As of last week, nearly 400 economists had signed a petition urging Congress and the executive branch to respect the independence of U.S. monetary policy, which is implemented by the Federal Reserve through its power to set interest rates, helping control inflation and promote stable prices and employment.Alarmed? The feds are spending trillions of dollars that we don't have, and nationalizing the automobile, banking, and health care industries, and this Canadian economist is alarmed that Congress wants to have a govt bank audited?
It takes something extraordinary to get that many economists to agree on anything, so we asked one of the petition's early signers, Stanford economist Darrell Duffie, what the fuss was about. ...
Duffie explained that the economists were alarmed by proposals for Congress to audit the Fed's most sensitive activities. Legislation to do that has rapidly gathered support in Congress, and the bills' sponsors say the public has a right to know how the Fed operates and to see how the nation's central bank is spending congressionally authorized bailout money.
Q Why are you and your fellow economists worried about the independence of the Federal Reserve?
A A representative in Congress, Ron Paul, proposed that the Government Accountability Office, which is Congress' investigative arm, be given authority to audit the Fed's monetary actions.

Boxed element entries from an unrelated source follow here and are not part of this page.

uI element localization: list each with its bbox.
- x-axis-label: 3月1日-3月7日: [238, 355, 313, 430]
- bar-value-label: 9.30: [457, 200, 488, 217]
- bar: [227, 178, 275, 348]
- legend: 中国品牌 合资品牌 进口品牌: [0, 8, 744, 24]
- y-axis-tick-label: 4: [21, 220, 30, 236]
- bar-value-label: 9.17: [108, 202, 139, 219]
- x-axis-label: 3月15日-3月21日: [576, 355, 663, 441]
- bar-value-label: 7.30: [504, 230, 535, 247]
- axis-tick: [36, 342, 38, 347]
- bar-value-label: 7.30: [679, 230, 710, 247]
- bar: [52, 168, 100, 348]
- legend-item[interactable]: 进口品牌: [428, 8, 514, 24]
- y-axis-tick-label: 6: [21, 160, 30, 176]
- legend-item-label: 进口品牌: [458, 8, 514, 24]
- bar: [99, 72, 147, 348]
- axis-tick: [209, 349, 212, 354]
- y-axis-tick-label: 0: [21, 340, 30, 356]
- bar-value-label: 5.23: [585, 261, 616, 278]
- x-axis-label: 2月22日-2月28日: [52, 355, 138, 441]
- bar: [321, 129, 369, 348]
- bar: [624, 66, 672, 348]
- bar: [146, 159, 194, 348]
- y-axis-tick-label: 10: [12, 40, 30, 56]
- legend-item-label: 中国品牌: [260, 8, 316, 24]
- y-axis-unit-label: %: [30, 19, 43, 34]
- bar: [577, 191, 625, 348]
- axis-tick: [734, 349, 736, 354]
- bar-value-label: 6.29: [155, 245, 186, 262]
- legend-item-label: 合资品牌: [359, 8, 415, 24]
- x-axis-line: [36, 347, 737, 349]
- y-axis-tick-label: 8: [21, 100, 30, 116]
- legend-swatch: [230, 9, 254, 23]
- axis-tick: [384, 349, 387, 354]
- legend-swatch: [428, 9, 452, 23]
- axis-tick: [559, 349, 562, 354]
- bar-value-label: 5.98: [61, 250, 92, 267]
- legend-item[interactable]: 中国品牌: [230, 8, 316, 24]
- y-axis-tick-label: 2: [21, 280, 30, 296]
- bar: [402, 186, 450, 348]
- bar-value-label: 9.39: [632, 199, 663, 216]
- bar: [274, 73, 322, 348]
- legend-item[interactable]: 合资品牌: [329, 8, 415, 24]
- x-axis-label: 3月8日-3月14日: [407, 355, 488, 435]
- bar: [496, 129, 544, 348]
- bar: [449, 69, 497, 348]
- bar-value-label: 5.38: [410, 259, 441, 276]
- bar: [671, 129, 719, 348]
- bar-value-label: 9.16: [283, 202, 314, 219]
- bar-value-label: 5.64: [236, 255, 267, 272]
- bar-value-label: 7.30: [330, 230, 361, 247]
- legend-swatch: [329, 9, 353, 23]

There is a long-standing belief, well understood by many, that you want to have a central bank's monetary policies independent of the government.
That is mostly because they have the responsibility to prevent inflation and promote stability. Congress could have shorter-term goals and try to steer the Fed away from an effective monetary policy. It's pretty much agreed among economists that you don't want to interfere with the Fed's monetary policy.
If he is really so concerned about Congress having shorter-term goals, then he should be looking at the long term consequences of the Obama health care plan and the various Obama bailouts. The Democrats seem to be trying to get reelected in 2010, while saddling future generations in debt.
It was the Federal Reserve Bank's short-sighted interest rate policies and bailouts that contributed to the current financial crisis. Perhaps it would not have been able to get away with such bad policies if it had been audited.